1. First Approach New orbits and unsettled zones appear as mining expands. Distant targets hold richer secrets, but are far from help. From kilometers out, basic classification is possible:
- Visual observation over time reveals orbit and spin.
- Albedo and thermal readings reveal ice, rock, or regolith.
- A pulsed laser can ablate a few milligrams for spectroscopy, mapping surface minerals.
- Solar wind ions or X-rays hitting the surface may trigger faint X-ray emissions that hint at composition.
- Metallic asteroids can slightly deflect the solar wind — detectable to a sensitive magnetometer.
- Dust plumes from solar wind, collisions, or mining can be sampled and backtracked.
Every prospector has their own tricks and superstitions, often kept as closely guarded as the claims themselves.
2. Close Survey Docking means matching spin — easy for a slow rotator, but a tumbler needs grapples, nets, or harpoons. This is where your ship is in the most danger. Once attached, a full survey includes:
- Ground-penetrating radar for internal layers and cavities.
- Sonic mapping for density changes.
- Physical exploration of the surface of a solid asteroid for caves and fissures.
- Drill cores for assay and structure.
3. High-Value Prospecting Small, rich pockets of rare material — the kind worth keeping — demand precision. Belters cut minimal access tunnels, extract what their ship can carry, and preserve the rest for later sale. Tools include laser cutting, micro-detonations, and vacuum-safe chemical processes. This might require a supply trip, but dare you leave the claim? Dare you make multiple runs?
4. Registering and Selling the Claim Time to sell out. Spin state, stability, and proximity to trade routes can matter as much as ore content. Large deposits of common ore — nickel-iron, silicates, carbonates, or volatiles — are medium-value. The quickest profit for a large find is to sell to a mining company. They’ll bring a tug to move it to refinery orbit, or send a portable processor. The asteroid is bagged to contain debris, churned to powder, and refined. Smaller independent operations may buy smaller finds. They offer more reputation among Belters but have fewer resources.

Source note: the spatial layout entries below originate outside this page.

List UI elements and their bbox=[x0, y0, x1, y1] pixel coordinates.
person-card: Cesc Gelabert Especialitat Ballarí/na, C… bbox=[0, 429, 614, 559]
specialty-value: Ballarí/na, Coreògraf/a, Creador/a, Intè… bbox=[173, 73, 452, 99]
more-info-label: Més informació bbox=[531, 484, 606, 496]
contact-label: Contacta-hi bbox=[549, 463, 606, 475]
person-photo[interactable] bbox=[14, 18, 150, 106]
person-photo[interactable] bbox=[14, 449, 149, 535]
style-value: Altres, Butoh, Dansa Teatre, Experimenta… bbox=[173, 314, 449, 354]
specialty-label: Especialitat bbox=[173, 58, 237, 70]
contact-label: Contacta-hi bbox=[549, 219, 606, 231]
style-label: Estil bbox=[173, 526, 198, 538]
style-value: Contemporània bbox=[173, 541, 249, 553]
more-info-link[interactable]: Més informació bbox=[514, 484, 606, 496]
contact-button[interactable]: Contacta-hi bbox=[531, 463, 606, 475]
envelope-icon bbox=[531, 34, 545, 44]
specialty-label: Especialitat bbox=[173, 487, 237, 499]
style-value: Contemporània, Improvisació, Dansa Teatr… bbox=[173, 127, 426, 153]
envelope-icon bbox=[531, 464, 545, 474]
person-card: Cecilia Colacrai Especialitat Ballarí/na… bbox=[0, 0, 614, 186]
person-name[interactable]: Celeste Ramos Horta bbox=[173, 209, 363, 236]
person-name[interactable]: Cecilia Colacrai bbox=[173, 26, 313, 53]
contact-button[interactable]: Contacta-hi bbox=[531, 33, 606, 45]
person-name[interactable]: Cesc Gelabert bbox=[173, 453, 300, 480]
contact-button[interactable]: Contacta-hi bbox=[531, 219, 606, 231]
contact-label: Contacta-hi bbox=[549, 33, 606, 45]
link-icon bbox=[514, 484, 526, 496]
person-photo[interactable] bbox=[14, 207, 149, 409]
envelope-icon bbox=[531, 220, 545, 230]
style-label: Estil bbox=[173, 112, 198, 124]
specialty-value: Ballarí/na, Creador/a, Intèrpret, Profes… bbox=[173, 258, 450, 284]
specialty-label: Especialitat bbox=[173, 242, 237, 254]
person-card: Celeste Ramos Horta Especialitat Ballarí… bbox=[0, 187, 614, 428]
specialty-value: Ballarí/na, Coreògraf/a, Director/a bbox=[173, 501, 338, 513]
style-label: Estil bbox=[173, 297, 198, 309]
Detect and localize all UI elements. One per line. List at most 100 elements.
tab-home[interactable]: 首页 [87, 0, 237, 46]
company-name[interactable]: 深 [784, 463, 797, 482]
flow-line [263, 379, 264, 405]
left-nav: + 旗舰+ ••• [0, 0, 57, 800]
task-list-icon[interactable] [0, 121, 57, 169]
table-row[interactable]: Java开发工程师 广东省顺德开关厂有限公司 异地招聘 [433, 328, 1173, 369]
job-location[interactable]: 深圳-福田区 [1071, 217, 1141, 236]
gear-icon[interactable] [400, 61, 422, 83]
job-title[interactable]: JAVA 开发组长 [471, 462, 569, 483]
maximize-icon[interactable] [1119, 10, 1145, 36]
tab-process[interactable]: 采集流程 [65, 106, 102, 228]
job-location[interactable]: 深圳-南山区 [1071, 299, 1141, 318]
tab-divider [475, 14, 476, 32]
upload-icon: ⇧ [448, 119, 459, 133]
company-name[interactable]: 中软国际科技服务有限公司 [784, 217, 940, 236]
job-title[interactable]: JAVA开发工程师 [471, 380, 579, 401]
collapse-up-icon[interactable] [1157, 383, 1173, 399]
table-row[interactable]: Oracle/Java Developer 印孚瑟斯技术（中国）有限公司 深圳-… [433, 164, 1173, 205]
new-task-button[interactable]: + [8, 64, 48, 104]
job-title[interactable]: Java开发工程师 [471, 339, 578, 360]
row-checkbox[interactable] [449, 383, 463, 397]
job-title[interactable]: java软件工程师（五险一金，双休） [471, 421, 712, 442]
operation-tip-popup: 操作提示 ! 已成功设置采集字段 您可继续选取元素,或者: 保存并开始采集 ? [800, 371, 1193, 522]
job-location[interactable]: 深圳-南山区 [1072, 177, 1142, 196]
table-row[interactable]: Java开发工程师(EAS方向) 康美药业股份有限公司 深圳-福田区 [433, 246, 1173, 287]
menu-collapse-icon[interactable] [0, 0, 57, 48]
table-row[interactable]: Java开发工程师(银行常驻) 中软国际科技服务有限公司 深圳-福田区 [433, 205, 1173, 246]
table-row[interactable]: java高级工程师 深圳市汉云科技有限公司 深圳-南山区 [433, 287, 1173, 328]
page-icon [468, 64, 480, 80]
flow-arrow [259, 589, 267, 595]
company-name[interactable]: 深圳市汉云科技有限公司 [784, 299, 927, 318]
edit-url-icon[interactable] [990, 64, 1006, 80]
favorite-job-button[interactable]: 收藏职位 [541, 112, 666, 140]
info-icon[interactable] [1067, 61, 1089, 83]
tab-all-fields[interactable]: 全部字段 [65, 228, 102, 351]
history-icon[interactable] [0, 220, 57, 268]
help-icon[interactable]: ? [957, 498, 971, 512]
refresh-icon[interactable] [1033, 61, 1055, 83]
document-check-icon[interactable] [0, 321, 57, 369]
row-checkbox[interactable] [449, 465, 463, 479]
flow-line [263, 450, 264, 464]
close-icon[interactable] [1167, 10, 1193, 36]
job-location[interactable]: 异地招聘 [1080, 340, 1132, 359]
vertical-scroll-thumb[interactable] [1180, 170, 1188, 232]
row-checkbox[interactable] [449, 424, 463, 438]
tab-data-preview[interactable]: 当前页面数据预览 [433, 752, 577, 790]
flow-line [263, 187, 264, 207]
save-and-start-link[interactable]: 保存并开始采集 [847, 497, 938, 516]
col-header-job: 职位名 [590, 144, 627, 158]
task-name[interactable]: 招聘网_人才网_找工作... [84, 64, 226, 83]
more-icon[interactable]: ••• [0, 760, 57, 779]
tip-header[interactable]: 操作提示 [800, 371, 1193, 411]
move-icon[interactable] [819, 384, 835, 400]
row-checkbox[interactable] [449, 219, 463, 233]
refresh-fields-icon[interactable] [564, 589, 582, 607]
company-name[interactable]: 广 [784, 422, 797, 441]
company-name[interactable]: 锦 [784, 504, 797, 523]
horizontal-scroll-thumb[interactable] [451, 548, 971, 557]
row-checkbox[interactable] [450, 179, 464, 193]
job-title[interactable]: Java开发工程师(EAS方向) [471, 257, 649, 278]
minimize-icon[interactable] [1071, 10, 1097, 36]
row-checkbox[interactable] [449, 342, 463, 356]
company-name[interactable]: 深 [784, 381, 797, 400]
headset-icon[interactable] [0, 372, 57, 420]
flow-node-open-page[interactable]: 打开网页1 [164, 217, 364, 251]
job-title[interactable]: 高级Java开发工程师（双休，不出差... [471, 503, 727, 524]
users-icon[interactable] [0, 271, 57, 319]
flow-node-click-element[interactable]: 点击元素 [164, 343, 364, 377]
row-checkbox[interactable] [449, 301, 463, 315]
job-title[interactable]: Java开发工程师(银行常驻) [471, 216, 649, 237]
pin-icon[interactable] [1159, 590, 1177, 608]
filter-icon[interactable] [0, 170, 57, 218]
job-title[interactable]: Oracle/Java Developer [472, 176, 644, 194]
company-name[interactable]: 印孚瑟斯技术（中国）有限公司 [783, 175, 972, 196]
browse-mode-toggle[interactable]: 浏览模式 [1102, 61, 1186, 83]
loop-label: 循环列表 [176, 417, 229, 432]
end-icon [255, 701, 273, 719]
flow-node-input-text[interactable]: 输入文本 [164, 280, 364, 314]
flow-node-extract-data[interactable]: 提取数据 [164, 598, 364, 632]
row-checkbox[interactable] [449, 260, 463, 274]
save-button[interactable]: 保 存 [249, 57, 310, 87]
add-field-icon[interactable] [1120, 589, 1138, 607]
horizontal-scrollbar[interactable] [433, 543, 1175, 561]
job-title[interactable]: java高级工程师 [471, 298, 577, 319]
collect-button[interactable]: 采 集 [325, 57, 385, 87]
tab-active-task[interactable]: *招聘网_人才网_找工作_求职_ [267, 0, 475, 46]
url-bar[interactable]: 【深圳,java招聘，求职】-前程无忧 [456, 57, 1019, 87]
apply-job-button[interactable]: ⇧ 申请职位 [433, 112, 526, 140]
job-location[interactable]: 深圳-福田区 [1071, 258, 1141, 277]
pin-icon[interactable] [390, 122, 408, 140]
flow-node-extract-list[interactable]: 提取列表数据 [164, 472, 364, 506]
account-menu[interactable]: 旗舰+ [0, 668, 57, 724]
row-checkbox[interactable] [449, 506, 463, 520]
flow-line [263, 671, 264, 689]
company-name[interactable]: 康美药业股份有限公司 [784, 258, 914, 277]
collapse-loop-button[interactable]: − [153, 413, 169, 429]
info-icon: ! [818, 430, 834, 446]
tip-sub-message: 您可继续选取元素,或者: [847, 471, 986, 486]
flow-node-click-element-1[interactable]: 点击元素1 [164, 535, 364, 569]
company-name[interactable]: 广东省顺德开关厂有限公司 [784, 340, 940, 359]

5. Claims and Cleanup Leaving an asteroid in bad shape marks you as trouble. Tailings should be bagged or shifted to dump orbits. Netting or electrostatic collectors trap dust; skip this, and you risk leaving a trail to your claim — or creating micrometeors that get you lynched.
Jackpot Finds
Gold is no longer rare — Belt output dwarfs old Earth’s — but still valuable in electronics and plating. True jackpots are materials rare or costly to synthesize:
- Platinum group metals — iridium, osmium, platinum, palladium; vital for catalysis and high-performance alloys.
- Enriched isotopes — helium-3, lithium-6, other reactor fuels; long-lived radioisotopes for medicine and power.

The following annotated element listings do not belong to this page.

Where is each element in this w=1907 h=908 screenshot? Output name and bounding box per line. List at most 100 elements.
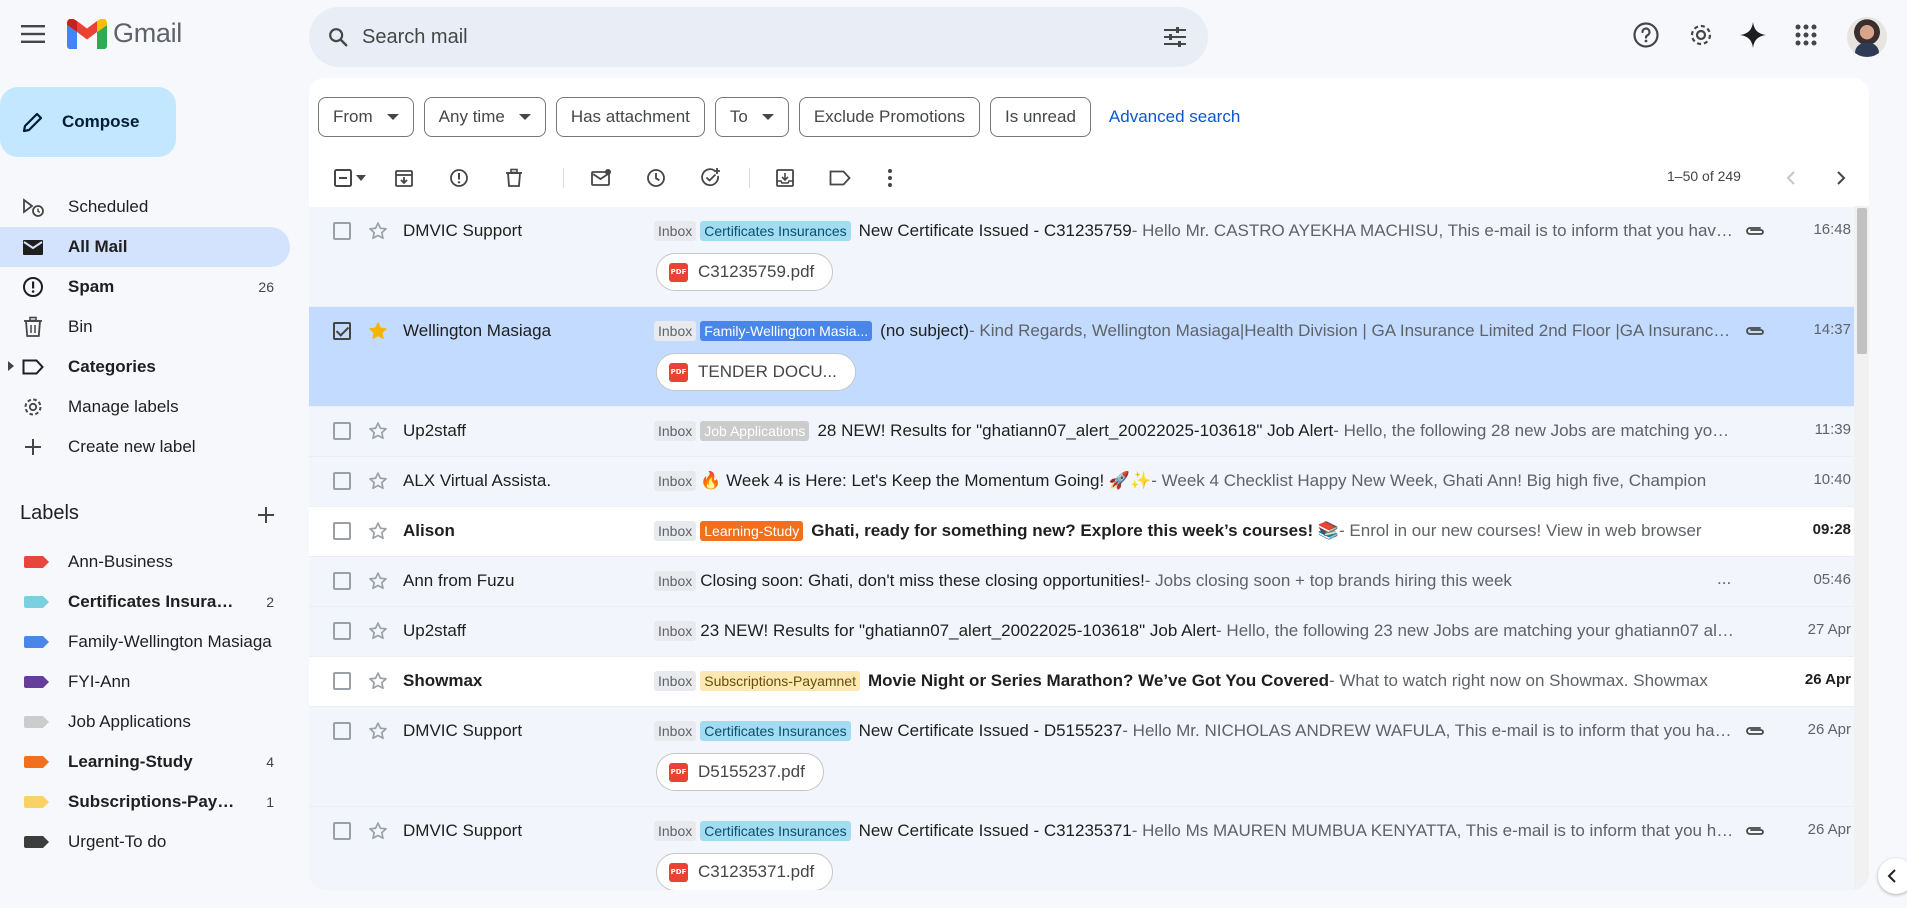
label-color-icon	[24, 756, 49, 768]
label-badge: Certificates Insurances	[700, 221, 851, 241]
star-icon[interactable]	[366, 519, 390, 543]
sidebar-item-scheduled[interactable]: Scheduled	[0, 187, 290, 227]
apps-grid-icon[interactable]	[1787, 16, 1825, 54]
filter-chip-label: To	[729, 107, 748, 126]
labels-header: Labels	[20, 500, 280, 530]
sidebar-item-bin[interactable]: Bin	[0, 307, 290, 347]
star-icon[interactable]	[366, 469, 390, 493]
star-icon[interactable]	[366, 719, 390, 743]
archive-icon[interactable]	[390, 164, 418, 192]
gmail-logo[interactable]: Gmail	[67, 18, 182, 49]
row-checkbox[interactable]	[333, 722, 351, 740]
sidebar-item-create-label[interactable]: Create new label	[0, 427, 290, 467]
help-icon[interactable]	[1627, 16, 1665, 54]
more-options-icon[interactable]	[876, 164, 904, 192]
gmail-m-icon	[67, 18, 107, 49]
search-bar[interactable]	[309, 7, 1208, 67]
select-dropdown-icon[interactable]	[352, 164, 370, 192]
search-icon[interactable]	[323, 22, 353, 52]
search-input[interactable]	[362, 7, 1122, 67]
older-page-chevron-icon[interactable]	[1777, 164, 1805, 192]
add-label-icon[interactable]	[252, 501, 280, 529]
row-checkbox[interactable]	[333, 572, 351, 590]
filter-chip[interactable]: Has attachment	[555, 97, 705, 137]
attachment-chip[interactable]: PDF D5155237.pdf	[656, 753, 824, 791]
attachment-chip[interactable]: PDF C31235371.pdf	[656, 853, 834, 890]
advanced-search-link[interactable]: Advanced search	[1109, 107, 1240, 127]
label-item[interactable]: Ann-Business	[0, 542, 290, 582]
sidebar-item-manage-labels[interactable]: Manage labels	[0, 387, 290, 427]
expand-arrow-icon[interactable]	[8, 361, 14, 371]
star-icon[interactable]	[366, 819, 390, 843]
search-options-icon[interactable]	[1160, 22, 1190, 52]
attachment-chip[interactable]: PDF TENDER DOCU...	[656, 353, 856, 391]
snooze-clock-icon[interactable]	[642, 164, 670, 192]
mail-toolbar: 1–50 of 249	[309, 154, 1869, 202]
main-menu-icon[interactable]	[14, 15, 52, 53]
row-checkbox[interactable]	[333, 222, 351, 240]
email-row[interactable]: Up2staff Inbox 23 NEW! Results for "ghatia…	[309, 607, 1869, 657]
star-icon[interactable]	[366, 669, 390, 693]
email-row[interactable]: Wellington Masiaga Inbox Family-Wellington…	[309, 307, 1869, 407]
label-item[interactable]: FYI-Ann	[0, 662, 290, 702]
scrollbar-thumb[interactable]	[1857, 208, 1867, 354]
sidebar-item-spam[interactable]: Spam 26	[0, 267, 290, 307]
newer-page-chevron-icon[interactable]	[1827, 164, 1855, 192]
label-badge: Job Applications	[700, 421, 810, 441]
label-item[interactable]: Subscriptions-Payamnet 1	[0, 782, 290, 822]
account-avatar[interactable]	[1847, 17, 1887, 57]
filter-chip[interactable]: To	[714, 97, 789, 137]
email-row[interactable]: Ann from Fuzu Inbox Closing soon: Ghati, d…	[309, 557, 1869, 607]
filter-chip[interactable]: From	[318, 97, 414, 137]
email-row[interactable]: Up2staff Inbox Job Applications 28 NEW! Res…	[309, 407, 1869, 457]
inbox-badge: Inbox	[654, 821, 697, 841]
row-checkbox[interactable]	[333, 822, 351, 840]
email-time: 26 Apr	[1807, 821, 1851, 838]
label-item[interactable]: Family-Wellington Masiaga	[0, 622, 290, 662]
label-badge: Learning-Study	[700, 521, 804, 541]
move-to-icon[interactable]	[771, 164, 799, 192]
email-snippet: - Hello Mr. CASTRO AYEKHA MACHISU, This …	[1131, 221, 1734, 240]
settings-gear-icon[interactable]	[1682, 16, 1720, 54]
row-checkbox[interactable]	[333, 672, 351, 690]
star-icon[interactable]	[366, 619, 390, 643]
sidebar-item-categories[interactable]: Categories	[0, 347, 290, 387]
filter-chip[interactable]: Is unread	[990, 97, 1091, 137]
row-checkbox[interactable]	[333, 622, 351, 640]
label-item[interactable]: Urgent-To do	[0, 822, 290, 862]
label-count: 4	[266, 754, 274, 770]
row-checkbox[interactable]	[333, 322, 351, 340]
mark-unread-icon[interactable]	[587, 164, 615, 192]
filter-chip[interactable]: Exclude Promotions	[798, 97, 981, 137]
email-row[interactable]: ALX Virtual Assista. Inbox 🔥 Week 4 is Her…	[309, 457, 1869, 507]
gemini-sparkle-icon[interactable]	[1734, 16, 1772, 54]
email-snippet: - Week 4 Checklist Happy New Week, Ghati…	[1151, 471, 1707, 490]
filter-chip-label: Has attachment	[570, 107, 690, 126]
star-filled-icon[interactable]	[366, 319, 390, 343]
attachment-chip[interactable]: PDF C31235759.pdf	[656, 253, 834, 291]
label-item[interactable]: Job Applications	[0, 702, 290, 742]
label-item[interactable]: Learning-Study 4	[0, 742, 290, 782]
filter-chip-label: From	[333, 107, 373, 126]
star-icon[interactable]	[366, 419, 390, 443]
label-item[interactable]: Certificates Insurances 2	[0, 582, 290, 622]
email-row[interactable]: Alison Inbox Learning-Study Ghati, ready fo…	[309, 507, 1869, 557]
email-subject: 28 NEW! Results for "ghatiann07_alert_20…	[817, 421, 1334, 440]
label-as-icon[interactable]	[826, 164, 854, 192]
email-row[interactable]: Showmax Inbox Subscriptions-Payamnet Movie …	[309, 657, 1869, 707]
sidebar-item-all-mail[interactable]: All Mail	[0, 227, 290, 267]
row-checkbox[interactable]	[333, 522, 351, 540]
email-row[interactable]: DMVIC Support Inbox Certificates Insurance…	[309, 707, 1869, 807]
star-icon[interactable]	[366, 219, 390, 243]
compose-button[interactable]: Compose	[0, 87, 176, 157]
row-checkbox[interactable]	[333, 472, 351, 490]
email-row[interactable]: DMVIC Support Inbox Certificates Insurance…	[309, 207, 1869, 307]
side-panel-toggle-chevron-icon[interactable]	[1878, 858, 1907, 894]
report-spam-icon[interactable]	[445, 164, 473, 192]
filter-chip[interactable]: Any time	[423, 97, 546, 137]
add-task-icon[interactable]	[697, 164, 725, 192]
delete-icon[interactable]	[500, 164, 528, 192]
star-icon[interactable]	[366, 569, 390, 593]
row-checkbox[interactable]	[333, 422, 351, 440]
email-row[interactable]: DMVIC Support Inbox Certificates Insurance…	[309, 807, 1869, 890]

- Exotic crystals — naturally formed semiconductors, superconductors, or optics; impossible or costly to grow in labs.
- Valuable rocks — bodies suited for use as shielding from sun storms, or to host habitats, bases, relays, or research sites. Spotting these requires broad expertise.
- Contemporary salvage — lost ships, drones, or station modules; value depends on intact systems, structural integrity, and legal claim resolution.
- Pre-Fall salvage — remnants of Dedalus-era projects; high-quality materials, specialized components, and rare engineering solutions from the last great wave of solar industry.
- Solar salvage — abandoned pre-Fall solar collectors and support trusses knocked from station orbit. Their panels can act as sails, sending entire structures drifting far across the system.